Jakarta (iddaily.net) – Anggota Komisi XIII DPR RI dari Fraksi Partai Kebangkitan Bangsa (PKB), Mafirion, mengecam keras dugaan kekerasan seksual terhadap seorang remaja perempuan berusia 15 tahun di Kabupaten Sampang, Jawa Timur.
Ia meminta aparat kepolisian segera menangkap 15 terduga pelaku yang masih buron dan memastikan seluruh pelaku diproses sesuai hukum yang berlaku.
Mafirion menyebut kasus tersebut sebagai kejahatan luar biasa yang mencederai nilai kemanusiaan dan tidak boleh ditoleransi.
Menurutnya, seluruh pelaku harus mempertanggungjawabkan perbuatannya melalui proses hukum yang tegas.
“Ini adalah tragedi kemanusiaan. Seorang anak berusia 15 tahun diduga menjadi korban pemerkosaan yang dilakukan oleh 27 orang. Ini merupakan kejahatan luar biasa yang melukai rasa kemanusiaan dan tidak boleh ditoleransi dalam bentuk apa pun. Seluruh pelaku harus ditangkap, diadili, dan dihukum seberat-beratnya sesuai ketentuan hukum yang berlaku,” ujar Mafirion di Jakarta, Sabtu (11/7/2026).
Ia menilai kecepatan aparat kepolisian dalam menangkap para buronan menjadi faktor penting dalam penegakan hukum.
Menurutnya, semakin lama para pelaku berada di luar jangkauan aparat, semakin besar potensi mereka melarikan diri, menghilangkan barang bukti, memengaruhi saksi, atau kembali melakukan tindak kejahatan serupa.

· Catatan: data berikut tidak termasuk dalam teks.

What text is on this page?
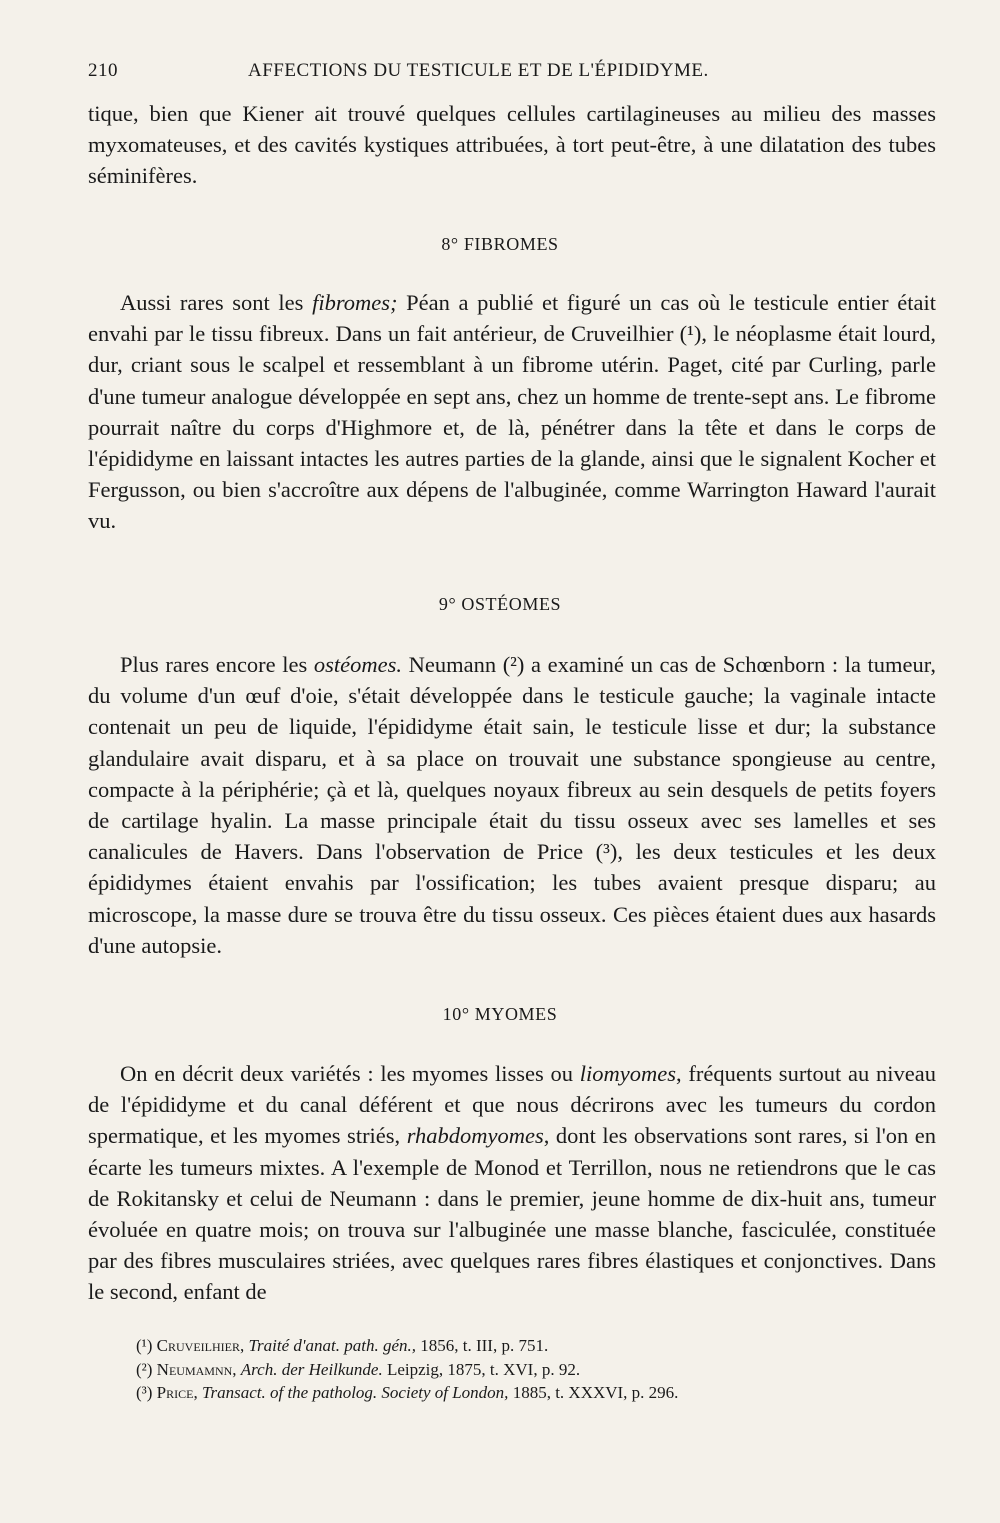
210	AFFECTIONS DU TESTICULE ET DE L'ÉPIDIDYME.

tique, bien que Kiener ait trouvé quelques cellules cartilagineuses au milieu des masses myxomateuses, et des cavités kystiques attribuées, à tort peut-être, à une dilatation des tubes séminifères.

8° FIBROMES

Aussi rares sont les fibromes; Péan a publié et figuré un cas où le testicule entier était envahi par le tissu fibreux. Dans un fait antérieur, de Cruveilhier (¹), le néoplasme était lourd, dur, criant sous le scalpel et ressemblant à un fibrome utérin. Paget, cité par Curling, parle d'une tumeur analogue développée en sept ans, chez un homme de trente-sept ans. Le fibrome pourrait naître du corps d'Highmore et, de là, pénétrer dans la tête et dans le corps de l'épididyme en laissant intactes les autres parties de la glande, ainsi que le signalent Kocher et Fergusson, ou bien s'accroître aux dépens de l'albuginée, comme Warrington Haward l'aurait vu.

9° OSTÉOMES

Plus rares encore les ostéomes. Neumann (²) a examiné un cas de Schœnborn : la tumeur, du volume d'un œuf d'oie, s'était développée dans le testicule gauche; la vaginale intacte contenait un peu de liquide, l'épididyme était sain, le testicule lisse et dur; la substance glandulaire avait disparu, et à sa place on trouvait une substance spongieuse au centre, compacte à la périphérie; çà et là, quelques noyaux fibreux au sein desquels de petits foyers de cartilage hyalin. La masse principale était du tissu osseux avec ses lamelles et ses canalicules de Havers. Dans l'observation de Price (³), les deux testicules et les deux épididymes étaient envahis par l'ossification; les tubes avaient presque disparu; au microscope, la masse dure se trouva être du tissu osseux. Ces pièces étaient dues aux hasards d'une autopsie.

10° MYOMES

On en décrit deux variétés : les myomes lisses ou liomyomes, fréquents surtout au niveau de l'épididyme et du canal déférent et que nous décrirons avec les tumeurs du cordon spermatique, et les myomes striés, rhabdomyomes, dont les observations sont rares, si l'on en écarte les tumeurs mixtes. A l'exemple de Monod et Terrillon, nous ne retiendrons que le cas de Rokitansky et celui de Neumann : dans le premier, jeune homme de dix-huit ans, tumeur évoluée en quatre mois; on trouva sur l'albuginée une masse blanche, fasciculée, constituée par des fibres musculaires striées, avec quelques rares fibres élastiques et conjonctives. Dans le second, enfant de

(¹) Cruveilhier, Traité d'anat. path. gén., 1856, t. III, p. 751.
(²) Neumamnn, Arch. der Heilkunde. Leipzig, 1875, t. XVI, p. 92.
(³) Price, Transact. of the patholog. Society of London, 1885, t. XXXVI, p. 296.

“Kepolisian harus bergerak cepat mempersempit ruang gerak para pelaku. Jangan sampai ada satu pun yang lolos dari pertanggungjawaban hukum. Negara harus menunjukkan bahwa tidak ada ruang bagi pelaku kejahatan seksual terhadap anak,” tegasnya.
Berdasarkan informasi yang beredar, korban diduga mengalami kekerasan seksual sejak Februari 2026.
Korban disebut mendapat ancaman, dipaksa menuruti keinginan para pelaku, dicekoki minuman beralkohol, kemudian mengalami dugaan pemerkosaan di tiga lokasi berbeda.
Hingga saat ini, aparat kepolisian telah menangkap 12 orang tersangka. Sementara itu, 15 terduga pelaku lainnya masih dalam proses pencarian.
Mafirion menegaskan, penyidikan tidak boleh berhenti hanya pada penangkapan para pelaku yang telah teridentifikasi.
Ia meminta aparat penegak hukum mengusut secara menyeluruh kemungkinan adanya jaringan kejahatan yang terorganisasi, keterlibatan pihak lain, maupun kemungkinan adanya korban lain yang belum berani melapor.
“Usut kasus ini sampai tuntas. Telusuri apakah para pelaku pernah melakukan kejahatan seksual terhadap korban lain, apakah ada pihak yang turut memfasilitasi, dan apakah terdapat unsur eksploitasi atau bentuk tindak pidana lainnya. Semua kemungkinan harus didalami agar jaringan kejahatan ini benar-benar terungkap. Jangan berhenti hanya pada penangkapan pelaku yang sudah teridentifikasi,” katanya.
Selain penegakan hukum, Mafirion juga meminta Lembaga Perlindungan Saksi dan Korban (LPSK) memberikan perlindungan maksimal kepada korban mengingat usianya masih di bawah umur dan berpotensi mengalami trauma berkepanjangan.
Ia menekankan bahwa negara harus hadir untuk memastikan korban memperoleh perlindungan fisik, pendampingan psikologis, layanan kesehatan, bantuan hukum, hingga pemulihan sosial.
“Korban harus dipulihkan, baik secara fisik maupun psikologis. Dia dan keluarganya tidak boleh berjuang sendiri menghadapi penderitaan ini. Negara harus hadir memberikan perlindungan, pendampingan, serta memastikan proses hukum berjalan tanpa intimidasi terhadap korban,” tutupnya.
**Focus Keyword:**
**Tagging:**
* Mafirion
* DPR RI
* PKB
* Komisi XIII DPR RI
* Sampang
* Jawa Timur
* Kekerasan Seksual
* Pemerkosaan Anak
* LPSK
* Kepolisian RI
* Perlindungan Anak
* Kriminal
Jika ditujukan untuk media online, panjang artikel ini sekitar **550–650 kata**, dengan kepadatan keyword yang tetap natural sehingga lebih optimal untuk SEO tanpa terkesan melakukan keyword stuffing.